Which, in turn, leads to the natural policy level counter-play: to pit Trump against Musk, by having political allies in Congress- such as the Chairpersons of the committees who stand to lose if Musk has his way- to hold Trump's legislative agenda hostage in the senate. They hold Trump's agenda at risk if Trump fires Musk's target of the hour and clears the programs they cared about. Trump tells Musk to not get in the way of his (Trump's) priority.
At which point, you are transitioning to two separate additional limits on Musks' power: the requirement for active support from Trump, and the power of Congresscritters to trump Musk with Trump.

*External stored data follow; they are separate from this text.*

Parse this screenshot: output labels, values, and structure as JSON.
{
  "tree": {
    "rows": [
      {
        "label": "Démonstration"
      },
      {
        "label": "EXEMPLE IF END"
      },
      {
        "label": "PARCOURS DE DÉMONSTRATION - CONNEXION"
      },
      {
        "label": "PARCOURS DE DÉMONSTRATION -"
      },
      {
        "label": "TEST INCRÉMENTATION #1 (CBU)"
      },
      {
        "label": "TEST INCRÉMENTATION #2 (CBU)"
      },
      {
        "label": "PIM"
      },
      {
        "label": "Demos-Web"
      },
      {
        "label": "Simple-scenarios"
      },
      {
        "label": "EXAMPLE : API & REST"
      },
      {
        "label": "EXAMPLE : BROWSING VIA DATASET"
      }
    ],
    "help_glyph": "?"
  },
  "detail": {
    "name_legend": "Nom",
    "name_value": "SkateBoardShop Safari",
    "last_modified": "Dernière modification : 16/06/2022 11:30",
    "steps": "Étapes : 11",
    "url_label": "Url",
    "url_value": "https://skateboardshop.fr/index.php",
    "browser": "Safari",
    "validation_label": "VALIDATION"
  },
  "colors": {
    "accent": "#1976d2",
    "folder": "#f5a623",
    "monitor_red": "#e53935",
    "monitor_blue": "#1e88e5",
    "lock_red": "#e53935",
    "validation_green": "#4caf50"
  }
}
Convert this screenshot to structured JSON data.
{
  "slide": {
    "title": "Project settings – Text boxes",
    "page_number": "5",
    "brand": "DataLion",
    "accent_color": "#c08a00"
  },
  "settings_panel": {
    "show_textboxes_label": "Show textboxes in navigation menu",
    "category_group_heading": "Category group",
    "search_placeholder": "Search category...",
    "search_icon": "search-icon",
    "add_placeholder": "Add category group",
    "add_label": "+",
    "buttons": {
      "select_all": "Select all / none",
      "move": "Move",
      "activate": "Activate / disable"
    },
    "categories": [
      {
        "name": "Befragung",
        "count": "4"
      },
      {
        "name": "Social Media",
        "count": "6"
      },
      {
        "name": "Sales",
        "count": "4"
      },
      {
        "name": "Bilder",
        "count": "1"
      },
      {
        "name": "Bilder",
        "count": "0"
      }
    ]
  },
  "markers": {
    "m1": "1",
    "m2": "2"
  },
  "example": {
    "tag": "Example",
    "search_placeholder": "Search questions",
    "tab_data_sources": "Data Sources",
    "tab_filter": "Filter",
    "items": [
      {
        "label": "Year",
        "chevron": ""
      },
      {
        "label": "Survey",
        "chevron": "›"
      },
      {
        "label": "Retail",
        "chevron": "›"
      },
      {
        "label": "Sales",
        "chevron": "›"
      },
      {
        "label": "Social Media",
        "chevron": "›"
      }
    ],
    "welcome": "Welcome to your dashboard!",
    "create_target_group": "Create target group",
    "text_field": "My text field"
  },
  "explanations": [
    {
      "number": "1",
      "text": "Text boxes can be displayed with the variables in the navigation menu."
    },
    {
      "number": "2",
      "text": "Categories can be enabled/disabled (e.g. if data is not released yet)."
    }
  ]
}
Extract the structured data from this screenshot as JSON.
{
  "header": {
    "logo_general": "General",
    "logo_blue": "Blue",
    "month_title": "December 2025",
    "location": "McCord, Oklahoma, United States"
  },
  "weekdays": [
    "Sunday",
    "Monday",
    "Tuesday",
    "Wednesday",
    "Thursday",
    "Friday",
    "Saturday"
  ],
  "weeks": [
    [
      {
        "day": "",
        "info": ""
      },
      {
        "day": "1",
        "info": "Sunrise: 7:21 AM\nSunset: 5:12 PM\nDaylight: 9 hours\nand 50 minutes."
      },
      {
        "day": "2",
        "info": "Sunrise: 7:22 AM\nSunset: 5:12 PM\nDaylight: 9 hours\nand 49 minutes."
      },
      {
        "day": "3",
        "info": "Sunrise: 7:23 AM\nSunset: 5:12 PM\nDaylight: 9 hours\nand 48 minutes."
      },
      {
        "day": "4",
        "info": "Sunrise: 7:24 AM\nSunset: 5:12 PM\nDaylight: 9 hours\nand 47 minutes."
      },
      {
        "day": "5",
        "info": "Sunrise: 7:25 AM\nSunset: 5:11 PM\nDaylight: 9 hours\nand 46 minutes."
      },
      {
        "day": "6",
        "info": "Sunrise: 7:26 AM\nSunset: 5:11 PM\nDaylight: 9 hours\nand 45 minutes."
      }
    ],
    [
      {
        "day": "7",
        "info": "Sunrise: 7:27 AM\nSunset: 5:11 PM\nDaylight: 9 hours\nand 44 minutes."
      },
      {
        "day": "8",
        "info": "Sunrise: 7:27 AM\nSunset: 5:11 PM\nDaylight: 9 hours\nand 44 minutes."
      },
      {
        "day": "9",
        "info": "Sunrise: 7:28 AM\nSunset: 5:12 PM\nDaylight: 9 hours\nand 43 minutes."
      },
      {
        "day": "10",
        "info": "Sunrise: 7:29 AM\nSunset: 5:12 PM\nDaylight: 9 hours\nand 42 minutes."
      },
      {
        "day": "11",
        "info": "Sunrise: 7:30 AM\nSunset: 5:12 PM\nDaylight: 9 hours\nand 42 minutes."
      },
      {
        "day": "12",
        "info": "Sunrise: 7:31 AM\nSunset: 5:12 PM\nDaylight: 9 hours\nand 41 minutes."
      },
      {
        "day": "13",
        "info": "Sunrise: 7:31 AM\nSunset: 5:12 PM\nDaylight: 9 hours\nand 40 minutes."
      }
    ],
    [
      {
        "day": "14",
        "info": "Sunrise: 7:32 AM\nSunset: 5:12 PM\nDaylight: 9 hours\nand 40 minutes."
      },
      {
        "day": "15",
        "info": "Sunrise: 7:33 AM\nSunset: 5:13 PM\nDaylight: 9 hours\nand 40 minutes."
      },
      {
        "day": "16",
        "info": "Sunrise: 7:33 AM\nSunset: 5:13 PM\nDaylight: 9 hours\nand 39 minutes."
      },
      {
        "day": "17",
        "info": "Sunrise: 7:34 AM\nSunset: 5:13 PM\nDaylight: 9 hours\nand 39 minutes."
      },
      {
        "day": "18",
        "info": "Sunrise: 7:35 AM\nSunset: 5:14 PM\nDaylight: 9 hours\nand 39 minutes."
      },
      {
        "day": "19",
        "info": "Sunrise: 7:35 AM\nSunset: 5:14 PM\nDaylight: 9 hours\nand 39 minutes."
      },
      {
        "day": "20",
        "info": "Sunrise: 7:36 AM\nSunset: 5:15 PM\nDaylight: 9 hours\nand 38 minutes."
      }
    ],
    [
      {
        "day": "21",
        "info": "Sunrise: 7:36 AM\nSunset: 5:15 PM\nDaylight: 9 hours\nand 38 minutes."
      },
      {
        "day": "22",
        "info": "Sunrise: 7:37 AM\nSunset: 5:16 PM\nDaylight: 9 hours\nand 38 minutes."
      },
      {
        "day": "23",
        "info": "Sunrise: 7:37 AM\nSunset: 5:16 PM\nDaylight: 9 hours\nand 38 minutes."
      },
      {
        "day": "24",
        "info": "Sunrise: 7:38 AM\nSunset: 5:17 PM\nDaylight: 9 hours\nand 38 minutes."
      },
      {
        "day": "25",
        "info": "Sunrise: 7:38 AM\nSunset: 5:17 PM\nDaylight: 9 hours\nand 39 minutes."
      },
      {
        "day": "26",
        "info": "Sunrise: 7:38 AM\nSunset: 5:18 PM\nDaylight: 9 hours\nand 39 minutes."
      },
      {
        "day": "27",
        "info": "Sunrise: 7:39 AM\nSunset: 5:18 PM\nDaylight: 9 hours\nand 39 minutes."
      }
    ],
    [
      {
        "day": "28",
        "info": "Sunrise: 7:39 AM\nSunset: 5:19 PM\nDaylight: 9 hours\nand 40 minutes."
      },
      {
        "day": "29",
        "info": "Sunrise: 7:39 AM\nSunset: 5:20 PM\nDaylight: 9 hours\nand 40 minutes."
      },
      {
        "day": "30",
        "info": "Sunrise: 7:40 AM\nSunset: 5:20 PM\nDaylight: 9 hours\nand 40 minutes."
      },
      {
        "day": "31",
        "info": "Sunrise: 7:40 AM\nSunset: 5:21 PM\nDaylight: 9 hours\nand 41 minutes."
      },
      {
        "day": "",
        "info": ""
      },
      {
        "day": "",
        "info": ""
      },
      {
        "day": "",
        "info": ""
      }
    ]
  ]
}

Even if Trump wants to back Musk over the department heads, firing a senate-confirmed department head is a politically expensive to Trump because he has to get a replacement confirmed. In addition, Trump knows that running a revolving-door administration was part of why he got so little done in his first term.
So the newly-confirmed appointees have a degree of power in their own right. Musk's power, on the other hand, is entirely borrowed (unless he has rooted enough government systems that he is able and willing to blow up the government in classic "don't fire the sysadmin until his replacement is in post" style.)
We are in full agreement! I endorse your elaboration.
The premise that DOGE can fire anyone derives from a misreading of the USAID takedown. That created confusion / alarm, but the idea that Musk had firing authority over anyone, even Trump's appointees, is a misreading.